LES MODIFICATIONS CONSIDÉRÉES COMME ADOPTÉES
PAR L'ASSEMBLÉE NATIONALE EN APPLICATION DE L'ARTICLE 49, ALINÉA 3 DE LA CONSTITUTION

Dans le texte sur lequel il a engagé sa responsabilité en application de l'article 49, alinéa 3 de la Constitution, le Gouvernement n'a retenu aucun amendement relatif aux crédits du compte d'affectation spéciale « Participations financières de l'État ».

EXAMEN EN COMMISSION

Réunie le mercredi 8 novembre 2023, sous la présidence de M. Thierry Cozic, vice-président, la commission a examiné le rapport de M. Claude Raynal, rapporteur spécial, sur le compte d'affectation spéciale « Participations financières de l'État ».

M. Thierry Cozic, président. - Mes chers collègues, nous examinons, cet après-midi, le rapport consacré au compte d'affectation spéciale « Participations financières de l'État » (CAS PFE).

M. Claude Raynal, rapporteur spécial du compte d'affectation spéciale « Participations financières de l'État ». - Je souhaiterais développer trois idées principales, en commençant par une analyse de la situation du compte, puis en effectuant un retour sur la situation du portefeuille de l'État actionnaire et, enfin, en présentant une projection sur les priorités que l'État actionnaire devrait se fixer pour les exercices à venir.

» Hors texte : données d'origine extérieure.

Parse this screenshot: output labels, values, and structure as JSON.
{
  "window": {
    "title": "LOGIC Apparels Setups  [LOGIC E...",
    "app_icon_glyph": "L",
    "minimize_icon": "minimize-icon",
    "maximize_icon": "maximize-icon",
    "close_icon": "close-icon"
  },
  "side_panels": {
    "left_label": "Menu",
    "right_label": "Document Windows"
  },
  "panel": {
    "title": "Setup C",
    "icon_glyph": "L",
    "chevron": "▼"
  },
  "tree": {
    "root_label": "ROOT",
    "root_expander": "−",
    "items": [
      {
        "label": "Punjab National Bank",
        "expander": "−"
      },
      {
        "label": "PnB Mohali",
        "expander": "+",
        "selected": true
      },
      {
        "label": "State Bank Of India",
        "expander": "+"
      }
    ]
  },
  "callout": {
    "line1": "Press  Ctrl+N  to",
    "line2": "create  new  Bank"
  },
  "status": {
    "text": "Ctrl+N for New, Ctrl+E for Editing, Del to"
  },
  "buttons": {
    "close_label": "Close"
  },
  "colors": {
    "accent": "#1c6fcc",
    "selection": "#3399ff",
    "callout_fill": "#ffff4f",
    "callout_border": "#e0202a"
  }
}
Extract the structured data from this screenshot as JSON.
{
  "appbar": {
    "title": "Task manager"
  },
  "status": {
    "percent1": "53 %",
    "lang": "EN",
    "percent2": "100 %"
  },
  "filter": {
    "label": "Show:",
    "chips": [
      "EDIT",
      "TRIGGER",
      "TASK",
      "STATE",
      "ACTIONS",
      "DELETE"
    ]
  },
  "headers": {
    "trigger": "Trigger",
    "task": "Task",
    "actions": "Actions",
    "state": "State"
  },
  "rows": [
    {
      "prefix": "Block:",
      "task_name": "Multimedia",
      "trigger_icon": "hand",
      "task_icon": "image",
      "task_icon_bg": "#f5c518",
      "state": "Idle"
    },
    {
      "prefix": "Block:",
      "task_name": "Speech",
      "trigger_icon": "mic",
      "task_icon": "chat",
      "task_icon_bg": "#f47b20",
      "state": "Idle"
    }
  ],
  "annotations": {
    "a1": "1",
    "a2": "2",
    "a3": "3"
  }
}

Marqué depuis 2020 du sceau des conséquences économiques de la crise sanitaire, le compte subit désormais les contrecoups du contexte international, tant pour ses dépenses, avec d'importants moyens mobilisés pour aider les entreprises du portefeuille, que pour ses recettes, du fait de l'interruption des cessions d'actifs. Il a ainsi fallu recourir à des versements du budget général pour l'alimenter.

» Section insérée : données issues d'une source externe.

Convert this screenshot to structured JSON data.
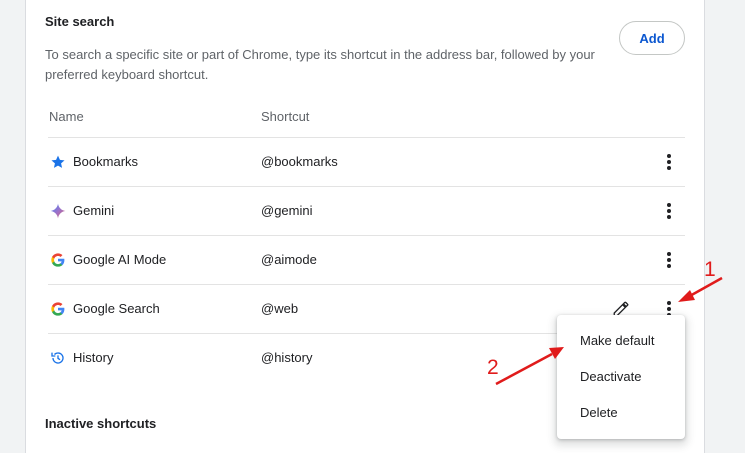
{
  "site_search": {
    "title": "Site search",
    "description": "To search a specific site or part of Chrome, type its shortcut in the address bar, followed by your preferred keyboard shortcut.",
    "add_label": "Add",
    "columns": {
      "name": "Name",
      "shortcut": "Shortcut"
    },
    "rows": [
      {
        "name": "Bookmarks",
        "shortcut": "@bookmarks",
        "icon": "star-icon"
      },
      {
        "name": "Gemini",
        "shortcut": "@gemini",
        "icon": "gemini-sparkle-icon"
      },
      {
        "name": "Google AI Mode",
        "shortcut": "@aimode",
        "icon": "google-g-icon"
      },
      {
        "name": "Google Search",
        "shortcut": "@web",
        "icon": "google-g-icon"
      },
      {
        "name": "History",
        "shortcut": "@history",
        "icon": "history-icon"
      }
    ]
  },
  "context_menu": {
    "items": [
      "Make default",
      "Deactivate",
      "Delete"
    ]
  },
  "inactive_shortcuts": {
    "title": "Inactive shortcuts"
  },
  "annotations": {
    "one": "1",
    "two": "2"
  },
  "colors": {
    "accent": "#0b57d0",
    "annotation": "#e01b1b",
    "star": "#1a73e8"
  }
}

Cette logique se poursuit en 2024, dans la mesure où les recettes du budget général représenteront environ 98 % des recettes du compte. Sur près de 10 milliards d'euros de recettes envisagées, les recettes de cession du compte, soit les recettes « normales » - si tant est que ce terme ait encore un sens - s'élèveront à 45 millions d'euros, soit 0,5 % pour une opération qui reste, à ce stade, confidentielle.

La confidentialité limite d'ailleurs très largement l'analyse prévisionnelle des crédits : à ce jour, sur 1,9 milliard d'euros dédiés aux opérations relevant du périmètre de l'État actionnaire, 97,4 % des crédits envisagés à ce titre ne peuvent être détaillés, au motif que « le caractère de ces opérations reste confidentiel, afin de ne pas porter préjudice aux intérêts patrimoniaux de l'État ». Si nous pouvons comprendre l'argument de la confidentialité des opérations, il limite très nettement la capacité d'appréciation du Parlement sur le compte pour l'année à venir.

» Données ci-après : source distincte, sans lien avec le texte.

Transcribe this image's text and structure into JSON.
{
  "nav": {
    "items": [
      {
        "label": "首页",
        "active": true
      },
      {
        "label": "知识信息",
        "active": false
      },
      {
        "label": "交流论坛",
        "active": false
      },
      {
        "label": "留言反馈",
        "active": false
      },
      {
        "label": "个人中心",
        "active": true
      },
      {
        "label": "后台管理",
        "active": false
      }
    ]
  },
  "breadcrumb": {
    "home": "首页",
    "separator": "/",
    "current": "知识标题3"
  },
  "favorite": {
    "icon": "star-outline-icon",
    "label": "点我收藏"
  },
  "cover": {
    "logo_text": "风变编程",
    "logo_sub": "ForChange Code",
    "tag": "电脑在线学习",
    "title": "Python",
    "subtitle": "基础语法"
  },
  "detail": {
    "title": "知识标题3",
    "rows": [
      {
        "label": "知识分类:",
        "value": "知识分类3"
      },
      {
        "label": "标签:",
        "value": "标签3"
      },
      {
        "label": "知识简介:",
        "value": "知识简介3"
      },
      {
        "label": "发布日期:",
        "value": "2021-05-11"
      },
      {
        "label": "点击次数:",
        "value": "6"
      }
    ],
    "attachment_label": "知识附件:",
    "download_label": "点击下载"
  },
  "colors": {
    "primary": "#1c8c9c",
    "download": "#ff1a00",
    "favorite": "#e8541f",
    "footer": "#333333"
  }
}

Par ailleurs, l'inscription de 6,5 milliards d'euros au titre de la contribution au désendettement de l'État s'avère une mesure d'affichage budgétaire, dont personne n'est dupe : la contribution au désendettement vient, en réalité, nourrir d'autant le déficit prévu pour l'an prochain.

J'en arrive à la situation du portefeuille de l'État actionnaire, caractérisé par son dynamisme depuis la fin de la crise sanitaire. Le commissaire aux participations de l'État a indiqué publiquement que le portefeuille avait ainsi augmenté de 27,4 % entre le 31 décembre 2021 et le 30 juin 2023, alors que le CAC 40 avait progressé de 3,5 % sur la même période.

Les dates de référence sont cependant savamment choisies : cette différence illustre principalement une moindre reprise du portefeuille de l'État actionnaire à la fin décembre 2021, à la différence du CAC 40, qui, lui, a connu un pic de valorisation à cette période. Sur une échelle plus courte, entre juin 2022 et juin 2023, le portefeuille coté a dégagé un rendement actionnarial de 31,5 %, soit un niveau légèrement supérieur à celui du CAC 40, qui s'est élevé à 28,9 % sur la même période.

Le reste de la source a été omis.